Evaluation of the NHS England Low-Calorie Diet implementation pilot: a coproduced mixed-method study
- PMID: 40751925
- DOI: 10.3310/MPRT2139
Evaluation of the NHS England Low-Calorie Diet implementation pilot: a coproduced mixed-method study
Abstract
Background: National Health Service England piloted a low-calorie diet programme, delivered through total diet replacement and behaviour change support via 1 : 1, group or digital delivery, to improve type 2 diabetes in adults with excess weight.
Aim: To coproduce a qualitative and economic evaluation of the National Health Service low-calorie diet pilot, integrated with National Health Service data to provide an enhanced understanding of the long-term cost-effectiveness, implementation, equity and transferability across broad and diverse populations.
Research questions: What are the theoretical principles, behaviour change components, content and mode of delivery of the programme, and is it delivered with fidelity to National Health Service specifications? What are the service provider, user and National Health Service staff experiences of the programme? Do sociodemographics influence programme access, uptake, compliance and success? What aspects of the service work and what do not work, for whom, in what context and why? Can the programme be improved to enhance patient experience and address inequities? What are the programme delivery costs, and policy implications for wide-spread adoption?
Methods: A mixed-methods study underpinned by a realist-informed approach was delivered across five work packages, involving: semistructured interviews with service users (n = 67), National Health Service staff (n = 55), service providers (n = 9); 13 service provider focus groups; and service user surveys (n = 719). Findings were triangulated with clinical data from the National Health Service England's first cohort analysis (n = 7540).

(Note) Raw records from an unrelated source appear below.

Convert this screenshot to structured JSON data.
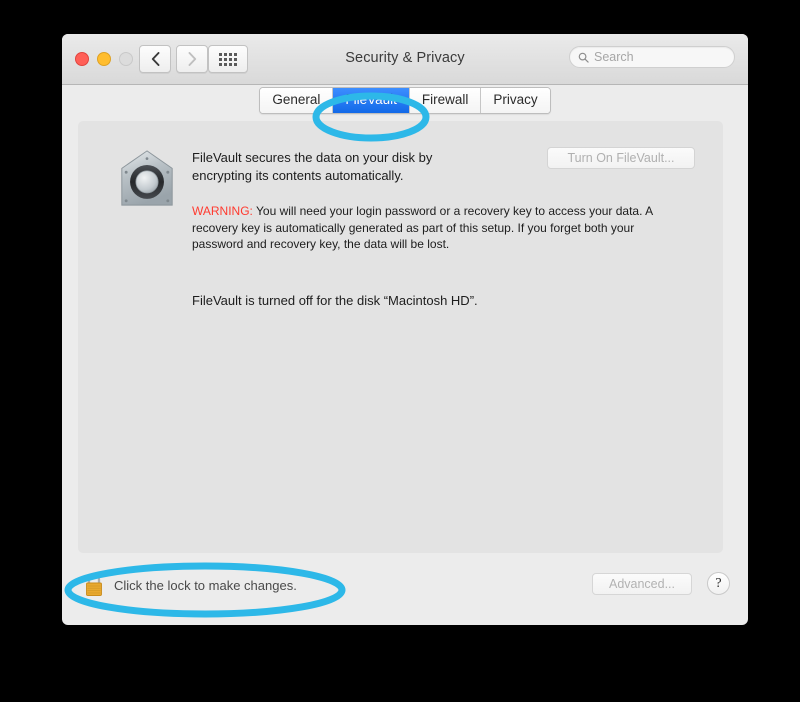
{
  "window": {
    "title": "Security & Privacy",
    "traffic_lights": [
      "close",
      "minimize",
      "zoom"
    ]
  },
  "toolbar": {
    "back_icon": "chevron-left-icon",
    "forward_icon": "chevron-right-icon",
    "show_all_icon": "grid-icon",
    "search": {
      "icon": "search-icon",
      "placeholder": "Search",
      "value": ""
    }
  },
  "tabs": [
    {
      "label": "General",
      "selected": false
    },
    {
      "label": "FileVault",
      "selected": true
    },
    {
      "label": "Firewall",
      "selected": false
    },
    {
      "label": "Privacy",
      "selected": false
    }
  ],
  "main": {
    "icon": "filevault-icon",
    "intro": "FileVault secures the data on your disk by encrypting its contents automatically.",
    "warning_label": "WARNING:",
    "warning_text": " You will need your login password or a recovery key to access your data. A recovery key is automatically generated as part of this setup. If you forget both your password and recovery key, the data will be lost.",
    "status": "FileVault is turned off for the disk “Macintosh HD”.",
    "turn_on_button": "Turn On FileVault..."
  },
  "footer": {
    "lock_icon": "lock-closed-icon",
    "lock_text": "Click the lock to make changes.",
    "advanced_button": "Advanced...",
    "help_button": "?"
  },
  "annotations": {
    "color": "#2DB8E8",
    "items": [
      {
        "target": "filevault-tab"
      },
      {
        "target": "lock-row"
      }
    ]
  },
  "colors": {
    "selected_tab": "#1269e8",
    "warning": "#ff3b30",
    "annotation": "#2DB8E8",
    "window_bg": "#ececec",
    "panel_bg": "#e3e3e3",
    "backdrop": "#000000"
  }
}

Results: Fifty-five per cent of service users who started total diet replacement completed the programme and lost an average of 10.3 kg; 32% of those with data available to measure remission achieved it. Examination of programme mobilisation identified barriers around referral equality and the impact of COVID-19, while effective cross-stakeholder working and communication were key facilitators. Service delivery and fidelity assessments identified a drift in implementation fidelity, alongside variation in the behaviour change content across providers. Perceived barriers to programme uptake and engagement aligned across service providers and users, resulting in key learning on: the importance of person-centred care, service user support needs, improvements to total diet replacement and the social and cultural impact of the programme. Early National Health Service quantitative analyses suggest some socioeconomic variation in programme uptake, completion and outcomes. Insights from the evaluation and National Health Service data were combined to develop the programme theory and underpinning context, mechanisms and outcomes. These were used to develop a list of recommendations to improve the cultural competency of programme delivery, total diet replacement delivery, peer support and address psychological support needs. Cost-effectiveness analyses using short-term follow-up data indicated there is potential for the programme to be cost-effective, but not cost saving.
Conclusions: The National Health Service low-calorie diet can provide a clinically effective and potentially cost-effective programme to support weight loss and glycaemic control in adults with type 2 diabetes. However, this evaluation identified areas for improvement in referral equity, uptake and completion, and fidelity of delivery, which have informed the development of the programme, which has now been rolled out nationally. Ongoing programme monitoring and long-term follow-up are now required.
Future work and limitations: The real-world setting limited some data collection and analysis. Future work will focus on the analysis of long-term clinical and cost-effectiveness, and addressing inequalities.
Funding: This article presents independent research funded by the National Institute for Health and Care Research (NIHR) Health and Social Care Delivery Research programme as award number NIHR132075.
Keywords: BEHAVIOUR CHANGE; MIXED METHODS; OBESITY; OVERWEIGHT; REMISSION; SERVICE EVALUATION; TOTAL DIET REPLACEMENT; TYPE 2 DIABETES.
Plain language summary
Did the National Health Service Low-Calorie Diet Programme help patients to lose weight and improve their diabetes? Was the programme delivered as the National Health Service intended? Who did the programme work and not work for, and why? What did patients and staff involved in the programme think about it? Did the programme provide value for money? How can the programme be improved for the future? We asked staff involved, and looked at patients’ records to find out what worked and didn’t, for whom and why. All referred patients were invited to complete a short survey to ask for their views about the programme. We looked at the experiences of 67 patients from different backgrounds who took part in the programme. This involved talking to them and asking some of them to share photographs or video diaries that documented their journeys. We looked at how much the programme cost the National Health Service and any unintended patient costs, and whether it offered value for money. We spoke to different people to understand what could be improved. Some differences in the extent to which the programme was delivered as the National Health Service intended. Some people were more likely to start and complete the programme than others. The programme did help people to lose weight and improve their diabetes, but people who have had diabetes for longer, or from Asian or black ethnicities may not do as well. Generally, staff and patients spoke positively about the programme, but did highlight some areas that could be improved, for example providing planned pauses, a range of total diet replacement products, and more personalisation. The programme provided value-for-money. Learning was used to improve the programme, which is now available across England.